Every year the real cost of losing data increases as data and information become intrinsic to our daily lives. The cost of losing data for your business may not even be readily apparent. Recently, I heard a quote about IT that I often repeat (as our clients know): “IT is no longer a tool; it is a utility.”
IT is every bit as important to your business’s ability to function as electricity. In fact, during the deep cold of February 2015, many of our businesses did not have water for over a week as a main water line burst. They were still able to function at a limited capacity. That would not be true if they lost power or data.
At the core of IT is your company’s data. It’s the life blood of your business. Therefore, it is important that your ask yourself the following questions:
1.) How important is your data to the operation of your business?
Every business is different. However, it is a safe bet that the answer to this question, no matter the size or sector of your business, is “very.” Be it email, shared drives, financial, personnel, or otherwise, data is what drives a modern business. As paper records become obsolete, data is becoming essential.
2.) Is your data stored in a safe and reliable manner?
Many businesses store their information on a server, which is then shared out to the employees. This method has been the standard practice since the early 2000s, when servers became affordable enough that small and medium sized businesses could afford to have their own.
The problem we have run into in the past is, although data is stored on a server, the server is not being backed up. This means you’re relying on the integrity of one machine for your business.
Storing data on individual desktop computers is even worse. The data is not centralized, desktop computers are less reliable in terms of security, and they have less mechanical stability than a server.
3.) Is your data backed up in the event of emergency, and is it recoverable?
You’ve probably heard the real estate motto “location, location, location.” In IT, the phrase is “backups, backups, backups.” Without reliable backups, you’re gambling your entire business on the tiny chance that nothing ever goes wrong. Here are only a few of the things that can go wrong:
Simple mistakes from users
Mechanical or electrical failures
Malicious actions by outsiders or disgruntled employees
Acts of nature such as fire, flood, wind, or rain
It is not a question of if something goes wrong. It is a question of when.
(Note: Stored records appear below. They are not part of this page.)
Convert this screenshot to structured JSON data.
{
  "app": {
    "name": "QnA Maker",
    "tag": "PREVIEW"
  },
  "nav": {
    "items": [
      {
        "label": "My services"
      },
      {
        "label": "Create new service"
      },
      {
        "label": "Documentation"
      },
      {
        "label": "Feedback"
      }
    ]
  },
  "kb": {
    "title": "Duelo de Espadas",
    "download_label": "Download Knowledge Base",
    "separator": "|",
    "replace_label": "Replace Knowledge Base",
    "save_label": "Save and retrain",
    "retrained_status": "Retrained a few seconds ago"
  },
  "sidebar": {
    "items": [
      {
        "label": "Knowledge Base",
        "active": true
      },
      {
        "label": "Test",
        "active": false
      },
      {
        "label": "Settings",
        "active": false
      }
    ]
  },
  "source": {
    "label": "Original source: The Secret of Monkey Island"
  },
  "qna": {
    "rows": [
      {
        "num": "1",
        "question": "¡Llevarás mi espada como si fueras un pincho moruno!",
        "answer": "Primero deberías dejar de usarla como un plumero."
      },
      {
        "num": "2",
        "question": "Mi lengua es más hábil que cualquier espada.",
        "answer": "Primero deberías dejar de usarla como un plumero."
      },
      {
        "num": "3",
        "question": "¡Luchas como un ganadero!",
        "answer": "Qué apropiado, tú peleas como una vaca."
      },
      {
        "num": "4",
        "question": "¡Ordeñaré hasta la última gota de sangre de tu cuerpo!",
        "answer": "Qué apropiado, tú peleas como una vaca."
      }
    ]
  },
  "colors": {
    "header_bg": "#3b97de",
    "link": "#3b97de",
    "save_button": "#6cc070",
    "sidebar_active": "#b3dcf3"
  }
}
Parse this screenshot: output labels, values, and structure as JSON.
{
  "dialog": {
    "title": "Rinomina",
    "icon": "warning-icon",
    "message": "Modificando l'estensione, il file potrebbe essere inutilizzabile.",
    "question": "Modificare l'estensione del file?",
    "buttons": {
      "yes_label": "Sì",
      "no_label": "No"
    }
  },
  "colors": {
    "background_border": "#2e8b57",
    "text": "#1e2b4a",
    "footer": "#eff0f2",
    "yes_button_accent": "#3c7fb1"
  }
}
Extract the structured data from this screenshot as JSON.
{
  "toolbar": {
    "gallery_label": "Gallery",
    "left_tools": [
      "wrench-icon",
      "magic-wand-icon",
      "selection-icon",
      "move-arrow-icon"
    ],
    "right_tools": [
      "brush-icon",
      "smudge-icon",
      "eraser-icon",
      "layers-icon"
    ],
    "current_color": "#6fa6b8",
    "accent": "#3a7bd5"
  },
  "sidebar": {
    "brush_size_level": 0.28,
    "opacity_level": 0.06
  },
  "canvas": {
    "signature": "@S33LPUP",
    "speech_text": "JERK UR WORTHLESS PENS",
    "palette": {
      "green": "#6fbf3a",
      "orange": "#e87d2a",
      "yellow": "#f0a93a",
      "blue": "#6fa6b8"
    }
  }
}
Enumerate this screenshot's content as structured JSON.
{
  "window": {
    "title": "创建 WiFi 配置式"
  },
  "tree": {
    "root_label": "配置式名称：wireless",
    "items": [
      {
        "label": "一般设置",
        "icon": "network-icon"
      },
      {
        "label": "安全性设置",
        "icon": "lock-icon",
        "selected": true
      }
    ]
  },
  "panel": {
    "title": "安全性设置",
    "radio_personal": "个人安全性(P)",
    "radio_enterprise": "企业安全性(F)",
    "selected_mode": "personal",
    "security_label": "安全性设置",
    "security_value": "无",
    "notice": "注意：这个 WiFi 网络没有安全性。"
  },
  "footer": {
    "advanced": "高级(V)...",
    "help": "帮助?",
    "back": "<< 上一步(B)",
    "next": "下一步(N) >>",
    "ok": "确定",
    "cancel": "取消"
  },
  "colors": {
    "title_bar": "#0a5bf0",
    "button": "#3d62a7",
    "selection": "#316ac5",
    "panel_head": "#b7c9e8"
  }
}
While we have seen companies with no backup system in place, the more common setup is a backup system that is “under sized” for the business’s IT infrastructure and data. Although something is better than nothing, having a solid, reliable, proven backup system gives peace of mind and reduces the chance of data loss, increases speed of recovery, and ultimately reduces downtime.
Having a robust backup system in place is the difference between having a full fire department vs. a bucket brigade. Yes, if it is a relatively small fire, and the fire isn’t in a room with precious items or people in it, you will most likely be OK. However, if the fire is large and/or in critical areas, you are going to want trucks running and fire hoses pumping.
4.) Do you have a plan in place in the event of data loss?
In the event of a worst case scenario, it is important to have a plan in place. Just as every building should have a fire escape plan, every business should have a concrete plan outlining what steps should be taken in the event of system failure and how to recover from the disaster.
We can work with you to formulate a disaster recovery plan. However, the plan will be heavily dependent upon what type of backup system you currently have in place.